MHP Genel Başkanı Devlet Bahçeli, 43 aydır kendisinden haber alınamayan PKK Lideri Abdullah Öcalan üzerindeki tecridi kabul ederek, Avrupa Konseyi Bakanlar Komitesi’nin “gerekli önlemleri alın” dediği “umut hakkı” için “örgütün tasfiyesi”ni şart koştu.
Abdullah Öcalan’ın savunmalığını üstlenen Asrın Hukuk Bürosu avukatlarından Cengiz Yürekli, Bahçeli’nin açıklamalarını Mezopotamya Ajansı’na (MA) değerlendirdi.
“BM’NİN KARARI YERİNE GETİRİLMEDİ”
Bahçeli’nin toplumsal, kültürel, politik ve ekonomik sorunlardan bahsettiğini belirten Yürekli, “Bütün bu sorunlar daha önce Kürt siyasal hareketinin bütün bileşenleri tarafından defalarca kamuoyuna sunulan görüşlerdir. Gerek bu sorunlar, gerek Ortadoğu’daki yaşanacak krizlere ilişkin Sayın Öcalan’ın 2019’da çok ciddi öngörüleri vardı. Esasında bu açıklama bu öngörülerin doğruluğunu ve haklılığını teyit etmektedir” dedi.
Yürekli, “Elbet bu konuya dair yapılabilecek bir çok yorum ve değerlendirme söz konusu olabilir. Fakat bizim için öncelikli olan şuan için şudur; Sayın Öcalan’dan yaklaşık 44 aydır haber alamıyoruz. Avukat ve aile görüş başvuruları yasaya aykırı bir şekilde kabul edilmiyor. Buna ilişkin avukatları olan bizlere bilgi, belge ve dosyadan örnek dahi verilmiyor. Kaldı ki adaya bildiğimiz tek ziyaret 2022 Eylül ayında CPT’nin gerçekleştirdiği ziyarettir. Ancak hükümet onay vermediği için rapor açıklanmadı. Bu bizler için bir şaibe konusudur hala. Aynı tarihlerde BM İnsan Komitesi’nin mevcut haber alamama durumunun işkence yasağını ihlal ettiği için derhal avukatlarıyla görüştürülmesi konusunda tedbir kararı vardı. Ancak bu kararın gereği de yerine getirilmedi” şeklinde konuştu.
“DERHAL GÖRÜŞTÜRMELİYİZ”
Adalet Bakanı Yılmaz Tunç’un “tecrit yoktur” açıklamasını hatırlatan Yürekli, “Bugün bakanlığın bu açıklamalarının gerçekliğinin olmadığı ve İmralı’da tecrit uygulandığı doğrudan kabul edilmiş oldu” dedi. Yürekli, avukatları olarak kendileri için öncelikli olanın Abdullah Öcalan’ın derhal aile ve avukatları ile görüştürülmesi olduğunu kaydetti. Yürekli, Bahçeli’nin açıklamalarına işaret ederek, atılacak samimi adımlardan birinin aile ve avukat görüşlerinin sağlanması olduğunu vurguladı.

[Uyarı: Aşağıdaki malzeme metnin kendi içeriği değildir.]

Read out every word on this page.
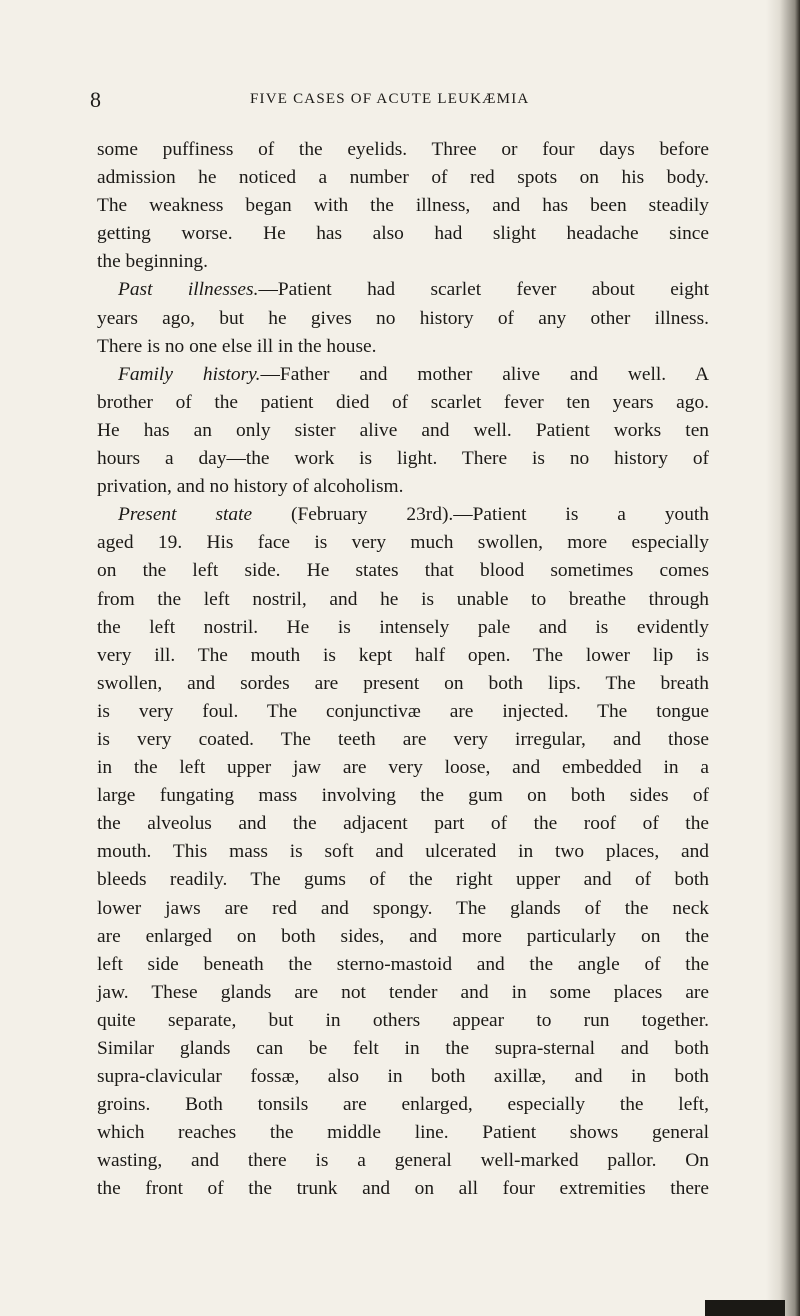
8	FIVE CASES OF ACUTE LEUKÆMIA
some puffiness of the eyelids. Three or four days before
admission he noticed a number of red spots on his body.
The weakness began with the illness, and has been steadily
getting worse. He has also had slight headache since
the beginning.
Past illnesses.—Patient had scarlet fever about eight
years ago, but he gives no history of any other illness.
There is no one else ill in the house.
Family history.—Father and mother alive and well. A
brother of the patient died of scarlet fever ten years ago.
He has an only sister alive and well. Patient works ten
hours a day—the work is light. There is no history of
privation, and no history of alcoholism.
Present state (February 23rd).—Patient is a youth
aged 19. His face is very much swollen, more especially
on the left side. He states that blood sometimes comes
from the left nostril, and he is unable to breathe through
the left nostril. He is intensely pale and is evidently
very ill. The mouth is kept half open. The lower lip is
swollen, and sordes are present on both lips. The breath
is very foul. The conjunctivæ are injected. The tongue
is very coated. The teeth are very irregular, and those
in the left upper jaw are very loose, and embedded in a
large fungating mass involving the gum on both sides of
the alveolus and the adjacent part of the roof of the
mouth. This mass is soft and ulcerated in two places, and
bleeds readily. The gums of the right upper and of both
lower jaws are red and spongy. The glands of the neck
are enlarged on both sides, and more particularly on the
left side beneath the sterno-mastoid and the angle of the
jaw. These glands are not tender and in some places are
quite separate, but in others appear to run together.
Similar glands can be felt in the supra-sternal and both
supra-clavicular fossæ, also in both axillæ, and in both
groins. Both tonsils are enlarged, especially the left,
which reaches the middle line. Patient shows general
wasting, and there is a general well-marked pallor. On
the front of the trunk and on all four extremities there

Yürekli, “Bütün bu tartışmalardan bağımsız olarak herhangi şart ve niyet aranmaksızın Sayın Öcalan’ın yasal haklarının yerine getirilmesidir. Sayın Öcalan’ın merkezinde olduğu bir tartışma süreci var bunu gözlemliyoruz. Ancak burada hem ahlaki ve etik olan hem de hukuki olan Sayın Öcalan’ın doğrudan konuşmasıdır. Kendi görüş ve fikirlerini belirtmesidir. Bunun içinde hukuka ve insan haklarına aykırı olan tecrit uygulamasına derhal son verilmesi ve Sayın Öcalan ile yasal olan görüş hakkımızın biran evvel gerçekleşmesi gereklidir” diye belirtti.
“UMUT HAKKI” YANITI
Yürekli, Bahçeli’nin şart koşarak işaret ettiği “umut hakkı”na dair de şunları söyledi: “Umut hakkı’ Avrupa İnsan Hakları Sözleşmesi’nden kaynaklanan evrensel bir haktır. Ve şuan Sayın Öcalan özelinde AİHM’in bu konuda vermiş olduğu bir karar vardır. Bu politik bir müzakere konusu değildir. Bu Türkiye’de uzun süredir sorun olarak görülen AYM ve AİHM kararlarının uygulanması ile ilgilidir” dedi.